The gloomy spirit of the time found fit expression in the fanaticism of the Flagellants.[[130]] Similar troops of devotees had in the preceding century carried throughout Italy the mania of the scourge; but never before had the frenzy of penance been so violent or so contagious. It was in the summer of 1349 that they appeared in Strasburg. All the bells rang out as two hundred of them, following two and two many costly banners and tapers, entered the city, singing strange hymns. The citizens vied with each other in opening to them their doors and seating them at their tables. More than a thousand joined their ranks. Whoever entered their number was bound to continue among them thirty-four days, must have fourpence of his own for each day, might enter no house unasked, might speak with no woman.
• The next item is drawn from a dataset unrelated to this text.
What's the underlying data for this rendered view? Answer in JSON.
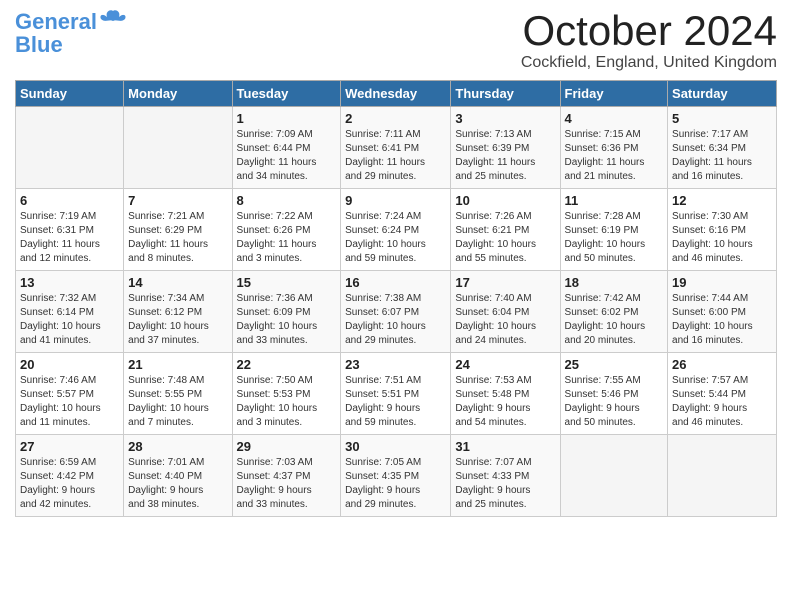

The lash of the master awaited every infraction of their rule. The movement partook of the popular, anti-hierarchical spirit of the day. The priest or friar could hold no rank, as such, among the Flagellants. The mastership was inaccessible to him, and he was precluded from the secret council. The scourging took place twice a day. Every morning and evening they repaired in procession to the place of flagellation outside the city. There they stripped themselves, retaining only a pair of linen drawers. They lay down in a large circle, indicating by their posture the particular sin of which each penitent was principally guilty. The perjured lay on his side, and held up three fingers; the adulterer on his face. The master then passed round, applying his lash to each in succession, chanting the rhyme—

Stand up in virtue of holy pain,

And guard thee well from guilt again.